The Sultan Abdul Samad Mosque or KLIA Mosque (Masjid Sultan Abdul Samad KLIA) is a mosque near Kuala Lumpur International Airport (KLIA) at Sepang District, Selangor, Malaysia. The mosque was originally named as KLIA Mosque and was officially named after Almarhum Sultan Abdul Samad who was the fourth Sultan of Selangor.

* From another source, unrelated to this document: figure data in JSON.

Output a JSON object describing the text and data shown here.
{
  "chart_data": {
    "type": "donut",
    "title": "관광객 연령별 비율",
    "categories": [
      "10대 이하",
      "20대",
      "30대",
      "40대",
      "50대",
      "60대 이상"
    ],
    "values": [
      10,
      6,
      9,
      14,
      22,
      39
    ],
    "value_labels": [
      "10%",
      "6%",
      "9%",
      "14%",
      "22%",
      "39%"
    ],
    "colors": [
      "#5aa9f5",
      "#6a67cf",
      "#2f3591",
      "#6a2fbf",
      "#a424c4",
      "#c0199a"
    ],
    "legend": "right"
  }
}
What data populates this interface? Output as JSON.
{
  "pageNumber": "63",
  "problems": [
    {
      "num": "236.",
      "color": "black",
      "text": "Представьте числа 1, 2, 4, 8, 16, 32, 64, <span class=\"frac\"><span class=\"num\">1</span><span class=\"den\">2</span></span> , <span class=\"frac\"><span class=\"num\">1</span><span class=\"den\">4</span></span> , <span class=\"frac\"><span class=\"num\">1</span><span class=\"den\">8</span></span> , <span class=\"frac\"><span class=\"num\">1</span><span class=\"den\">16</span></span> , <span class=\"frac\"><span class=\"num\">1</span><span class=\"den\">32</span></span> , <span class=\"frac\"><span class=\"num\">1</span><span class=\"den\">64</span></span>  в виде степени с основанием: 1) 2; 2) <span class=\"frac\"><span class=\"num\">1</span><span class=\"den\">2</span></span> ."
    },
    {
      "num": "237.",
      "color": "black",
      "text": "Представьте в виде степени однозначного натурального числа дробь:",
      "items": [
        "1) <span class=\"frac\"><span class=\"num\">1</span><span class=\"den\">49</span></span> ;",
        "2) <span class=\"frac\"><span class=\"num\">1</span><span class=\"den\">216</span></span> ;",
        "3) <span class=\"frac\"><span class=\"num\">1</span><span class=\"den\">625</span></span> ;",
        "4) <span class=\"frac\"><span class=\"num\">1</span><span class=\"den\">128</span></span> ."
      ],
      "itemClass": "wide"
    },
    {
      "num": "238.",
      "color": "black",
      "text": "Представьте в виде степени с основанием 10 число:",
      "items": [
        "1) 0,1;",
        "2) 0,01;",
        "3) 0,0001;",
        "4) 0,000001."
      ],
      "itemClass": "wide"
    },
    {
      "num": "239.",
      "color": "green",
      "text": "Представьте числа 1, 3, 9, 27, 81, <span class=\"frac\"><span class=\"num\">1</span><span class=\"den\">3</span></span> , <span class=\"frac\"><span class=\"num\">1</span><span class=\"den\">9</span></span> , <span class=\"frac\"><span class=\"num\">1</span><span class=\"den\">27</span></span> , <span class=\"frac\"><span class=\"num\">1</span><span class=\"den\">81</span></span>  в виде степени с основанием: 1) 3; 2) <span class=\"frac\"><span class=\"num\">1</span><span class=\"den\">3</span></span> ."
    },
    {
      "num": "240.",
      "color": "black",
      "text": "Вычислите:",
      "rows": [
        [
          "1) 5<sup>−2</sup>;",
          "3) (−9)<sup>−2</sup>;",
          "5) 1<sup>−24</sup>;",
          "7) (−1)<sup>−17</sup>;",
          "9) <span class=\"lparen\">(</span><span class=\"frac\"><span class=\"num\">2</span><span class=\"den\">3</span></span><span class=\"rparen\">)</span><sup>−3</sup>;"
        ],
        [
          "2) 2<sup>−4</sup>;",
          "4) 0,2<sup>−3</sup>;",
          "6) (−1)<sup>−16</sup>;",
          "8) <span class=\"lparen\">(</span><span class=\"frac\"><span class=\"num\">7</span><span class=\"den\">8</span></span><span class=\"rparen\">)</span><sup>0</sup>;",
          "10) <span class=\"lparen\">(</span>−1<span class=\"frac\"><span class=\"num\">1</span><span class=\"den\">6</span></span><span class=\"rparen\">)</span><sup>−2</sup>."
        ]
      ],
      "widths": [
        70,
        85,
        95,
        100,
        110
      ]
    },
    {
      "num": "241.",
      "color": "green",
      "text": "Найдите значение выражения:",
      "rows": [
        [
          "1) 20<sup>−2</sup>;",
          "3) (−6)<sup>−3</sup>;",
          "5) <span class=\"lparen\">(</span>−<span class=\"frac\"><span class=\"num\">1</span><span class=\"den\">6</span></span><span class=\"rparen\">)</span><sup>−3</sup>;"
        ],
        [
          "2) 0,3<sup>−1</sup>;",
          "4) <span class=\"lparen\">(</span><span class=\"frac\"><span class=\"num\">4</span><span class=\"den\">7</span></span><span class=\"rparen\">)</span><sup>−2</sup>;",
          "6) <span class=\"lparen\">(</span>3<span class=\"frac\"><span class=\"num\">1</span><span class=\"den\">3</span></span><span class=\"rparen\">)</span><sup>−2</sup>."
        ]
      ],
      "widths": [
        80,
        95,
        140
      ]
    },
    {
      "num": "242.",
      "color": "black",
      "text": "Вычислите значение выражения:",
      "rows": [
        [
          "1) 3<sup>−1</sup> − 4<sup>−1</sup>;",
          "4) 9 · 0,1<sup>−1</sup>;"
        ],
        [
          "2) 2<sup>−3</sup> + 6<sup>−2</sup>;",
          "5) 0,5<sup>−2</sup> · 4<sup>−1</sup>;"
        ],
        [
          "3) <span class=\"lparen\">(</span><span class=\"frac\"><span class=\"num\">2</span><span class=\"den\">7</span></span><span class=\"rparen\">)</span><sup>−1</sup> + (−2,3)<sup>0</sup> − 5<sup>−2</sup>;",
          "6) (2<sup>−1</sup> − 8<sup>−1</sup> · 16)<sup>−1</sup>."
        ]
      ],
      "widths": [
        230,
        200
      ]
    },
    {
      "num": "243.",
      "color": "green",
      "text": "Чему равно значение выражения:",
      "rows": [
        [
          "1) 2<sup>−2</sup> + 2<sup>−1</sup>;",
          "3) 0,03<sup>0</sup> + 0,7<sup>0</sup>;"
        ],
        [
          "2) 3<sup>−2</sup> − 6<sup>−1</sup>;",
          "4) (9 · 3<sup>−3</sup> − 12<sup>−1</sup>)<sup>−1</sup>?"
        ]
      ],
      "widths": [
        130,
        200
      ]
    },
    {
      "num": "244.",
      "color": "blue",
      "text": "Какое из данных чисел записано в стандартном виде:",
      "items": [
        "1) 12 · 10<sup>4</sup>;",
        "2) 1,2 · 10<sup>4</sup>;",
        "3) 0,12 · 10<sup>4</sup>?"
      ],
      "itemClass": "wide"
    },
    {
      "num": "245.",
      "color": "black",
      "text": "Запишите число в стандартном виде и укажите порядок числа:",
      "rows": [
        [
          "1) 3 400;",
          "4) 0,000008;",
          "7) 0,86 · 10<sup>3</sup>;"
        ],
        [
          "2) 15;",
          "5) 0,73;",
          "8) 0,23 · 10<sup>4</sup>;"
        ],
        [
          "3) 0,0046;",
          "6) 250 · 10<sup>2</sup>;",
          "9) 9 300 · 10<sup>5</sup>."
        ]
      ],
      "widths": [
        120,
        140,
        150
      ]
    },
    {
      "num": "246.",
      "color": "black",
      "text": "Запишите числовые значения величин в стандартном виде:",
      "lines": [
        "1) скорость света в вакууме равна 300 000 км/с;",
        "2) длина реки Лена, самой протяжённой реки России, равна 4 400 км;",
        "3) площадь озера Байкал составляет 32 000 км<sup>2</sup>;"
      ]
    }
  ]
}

It is also used as an international mosque for tourist who arrived and depart from/to KLIA. It is also a public mosque for Muslims from Salak Tinggi and KLIA Town Centre.

Spanning 17.96 acre, the mosque could accommodate 8,000 congregants.

==History==
Made for the opening of the Kuala Lumpur International Airport, the construction of the mosque began in August 1997 and was completed in 1999. The mosque was officially opened on 25 August 2000 by the Regent of Selangor at that time, Tengku Idris Shah (now Sultan Sharafuddin Idris Shah).

==Architecture==
The design of the mosque follows the Classical Arab architectural style, with the main features being the domes and a flat roof. The floor plan of the mosque follows the local Malay style, particularly in the courtyard area of the mosque.